One default setting in PDF Converter Professional that I didnt like was that multiple PDF files are shown as tabs within the PDF program, not on the bottom task bar. I would prefer to see the PDF's listed on the task bar since it is easier to then pick the PDF you want to view if you are switching between another program such as Word or Excel and the PDF. However, it can easily be changed in the settings found in preferences so that the tabs are moved to the task bar. PDF Converter Professional has buttons at the bottom of the page to jump between pages. What is nice is that you can also click on buttons to change the view from one page to multiple page up. You can of course do this with Acrobat X Professional as well, but the buttons at the bottom of PDF Converter Professional are nicer.
However, looks aside, the real question is whether the less expensive PDF Converter Professional can perform as well as Acrobat X Professional. To evaluate this, I converted various Word documents into PDF files to see how well each program handled equations, links and various formatting problems. When you install PDF Converter Professional, a tab is added to Word for the PDF creator. The tab includes one button for the creation settings such as what to include in bookmarks in the PDF file, what to include as links and whether metadata should be taken from the Word document for use in the PDF. Clicking on the button to create a PDF file results in a lot of animation in the Word document, but the end result is flawless. I had noted that links should be included and so the PDF file will bring the user to a figure if the figure number in the text is clicked on by the user. Acrobat X Professional also has a tab in word which results in identical PDF files being created. Acrobat X Professional also has a button for setting preferences. I found the Acrobat X Professional preferences easier to use than those for PC. For example, if you want to secure a PDF document against modifications, it is easy to set the security with 128 bit encryption. The default in PDF Converter Professional is 40 bit encryption. While this can be changed to 128 bit, you need to dig deeper into the advanced settings.
Both programs also offer the ability to convert PDF files into Word documents. For PDF Converter Professional, the tab in Word also has an option for opening PDF/XPS documents. I found that PDF Converter Professional did a very good job at creating Word documents. There were limitations, however. Equations, for example could not be converted. Acrobat X Professional can also convert PDF files into Word documents. However, the process is initiated from within Acrobat X Professional rather than as a tab in Word. Neither Acrobat X Professional nor PDF Converter Professional handled equations well. However, PDF Converter Professional did a far better job at converting PDF files into Word documents than Acrobat X Professional did.
I tried marking up the PDF files using the comment tools such as highlighting and inserting notes. I also used the optical character recognition to evaluate how well the programs recognized text. The OCR function of PDF Converter Professional is significantly slower than that of Acrobat X Professional. However, in PDF documents which are a mix of scanned text and readable text, I found that Acrobat X Professional refused to convert the scan to readable text whereas PDF Converter Professional was able to accomplish the conversion. This was certainly a surprise.
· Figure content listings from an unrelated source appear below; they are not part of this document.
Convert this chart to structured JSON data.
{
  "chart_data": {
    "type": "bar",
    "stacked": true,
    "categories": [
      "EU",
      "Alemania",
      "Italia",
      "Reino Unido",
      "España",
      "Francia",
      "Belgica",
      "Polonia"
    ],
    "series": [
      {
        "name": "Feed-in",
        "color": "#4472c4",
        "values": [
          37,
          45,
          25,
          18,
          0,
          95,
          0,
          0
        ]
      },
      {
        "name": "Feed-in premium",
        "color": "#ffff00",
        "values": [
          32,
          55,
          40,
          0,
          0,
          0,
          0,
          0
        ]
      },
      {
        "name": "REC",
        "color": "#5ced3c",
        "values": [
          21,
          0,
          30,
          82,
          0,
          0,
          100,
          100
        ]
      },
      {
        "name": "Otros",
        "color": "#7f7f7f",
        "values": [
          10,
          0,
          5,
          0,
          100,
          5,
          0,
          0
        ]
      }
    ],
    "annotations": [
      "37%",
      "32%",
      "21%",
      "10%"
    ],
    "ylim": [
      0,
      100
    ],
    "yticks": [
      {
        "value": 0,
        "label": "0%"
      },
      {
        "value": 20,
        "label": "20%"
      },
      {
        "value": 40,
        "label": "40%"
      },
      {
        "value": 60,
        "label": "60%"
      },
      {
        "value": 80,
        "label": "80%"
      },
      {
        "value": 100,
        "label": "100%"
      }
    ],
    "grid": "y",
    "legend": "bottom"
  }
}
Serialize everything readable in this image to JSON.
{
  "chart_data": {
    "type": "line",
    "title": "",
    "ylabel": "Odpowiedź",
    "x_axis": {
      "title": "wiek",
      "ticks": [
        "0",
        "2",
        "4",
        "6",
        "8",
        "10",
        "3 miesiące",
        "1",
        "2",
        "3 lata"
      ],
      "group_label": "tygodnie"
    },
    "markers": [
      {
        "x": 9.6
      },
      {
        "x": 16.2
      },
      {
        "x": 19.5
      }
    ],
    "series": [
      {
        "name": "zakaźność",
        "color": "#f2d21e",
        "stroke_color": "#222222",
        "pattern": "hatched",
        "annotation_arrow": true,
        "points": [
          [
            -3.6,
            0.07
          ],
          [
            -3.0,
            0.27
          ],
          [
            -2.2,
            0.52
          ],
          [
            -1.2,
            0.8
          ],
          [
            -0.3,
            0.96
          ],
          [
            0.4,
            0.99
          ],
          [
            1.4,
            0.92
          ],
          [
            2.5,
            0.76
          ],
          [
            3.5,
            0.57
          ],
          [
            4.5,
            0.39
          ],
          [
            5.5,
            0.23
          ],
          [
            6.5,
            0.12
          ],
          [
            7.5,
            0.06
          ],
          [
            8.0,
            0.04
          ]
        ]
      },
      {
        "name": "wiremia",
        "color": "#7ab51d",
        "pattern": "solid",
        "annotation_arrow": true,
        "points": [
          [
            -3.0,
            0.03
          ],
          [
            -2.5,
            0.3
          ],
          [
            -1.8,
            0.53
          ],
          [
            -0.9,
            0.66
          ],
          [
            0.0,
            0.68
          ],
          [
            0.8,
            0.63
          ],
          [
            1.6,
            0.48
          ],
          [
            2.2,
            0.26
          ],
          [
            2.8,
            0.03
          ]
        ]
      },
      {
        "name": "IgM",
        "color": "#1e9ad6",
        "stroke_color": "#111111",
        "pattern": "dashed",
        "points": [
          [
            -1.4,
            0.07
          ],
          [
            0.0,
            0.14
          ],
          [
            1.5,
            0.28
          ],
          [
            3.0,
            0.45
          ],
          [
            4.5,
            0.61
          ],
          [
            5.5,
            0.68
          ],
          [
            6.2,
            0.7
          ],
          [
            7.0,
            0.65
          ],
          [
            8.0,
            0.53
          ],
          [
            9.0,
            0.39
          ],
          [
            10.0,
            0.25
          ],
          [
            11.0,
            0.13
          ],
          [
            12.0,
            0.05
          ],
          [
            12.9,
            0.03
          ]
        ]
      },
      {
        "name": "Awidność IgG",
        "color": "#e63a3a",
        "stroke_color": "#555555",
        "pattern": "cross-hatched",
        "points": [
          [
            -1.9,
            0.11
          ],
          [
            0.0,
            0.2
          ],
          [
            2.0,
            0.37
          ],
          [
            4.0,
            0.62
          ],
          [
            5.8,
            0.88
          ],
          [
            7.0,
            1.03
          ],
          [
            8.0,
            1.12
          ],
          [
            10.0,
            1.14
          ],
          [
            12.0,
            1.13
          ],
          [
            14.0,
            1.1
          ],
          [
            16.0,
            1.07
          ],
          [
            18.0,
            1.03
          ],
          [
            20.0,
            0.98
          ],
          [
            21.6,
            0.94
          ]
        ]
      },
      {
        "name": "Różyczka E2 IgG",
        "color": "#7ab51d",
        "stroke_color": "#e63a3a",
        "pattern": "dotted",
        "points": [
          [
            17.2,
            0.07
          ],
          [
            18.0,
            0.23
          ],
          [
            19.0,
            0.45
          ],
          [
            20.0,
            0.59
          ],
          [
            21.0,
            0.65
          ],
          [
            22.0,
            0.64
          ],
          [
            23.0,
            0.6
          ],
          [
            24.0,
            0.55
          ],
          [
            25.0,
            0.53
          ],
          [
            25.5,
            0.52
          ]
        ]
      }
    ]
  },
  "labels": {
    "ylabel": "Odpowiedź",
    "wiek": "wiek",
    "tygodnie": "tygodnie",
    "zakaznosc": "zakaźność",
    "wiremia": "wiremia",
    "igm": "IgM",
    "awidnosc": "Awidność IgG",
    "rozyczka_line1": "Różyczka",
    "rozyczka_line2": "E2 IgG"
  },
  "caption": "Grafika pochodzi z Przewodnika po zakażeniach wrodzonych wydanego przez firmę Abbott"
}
What I found in my evaluation was that PDF Converter Professional worked just as well as Acrobat X Professional. I did prefer the way that Acrobat X Professional was laid out for certain tasks. For example, tools and comments can be accessed by clinking on the toolbar buttons on the right side of the screen whereas you have to navigate through the menus at the top of the PC screen. But, I was surprised at how well PDF Converter Professional worked and how similar so many of the functions were to Acrobat X Professional.
Overall, the PDF Converter Professional offers a lower cost alternative to Acrobat X Professional without sacrificing quality. I found some of the controls to be a bit more cumbersome to use than Acrobat X Professional, but alternatively, some of the features of PDF Converter Professional were easier to use than Acrobat X Professional. I was really surprised at how well PDF Converter Professional performed and I wouldn't hesitate to recommend PDF Converter Professional as an alternative to Acrobat X Professional if you are looking for a standalone PDF editor.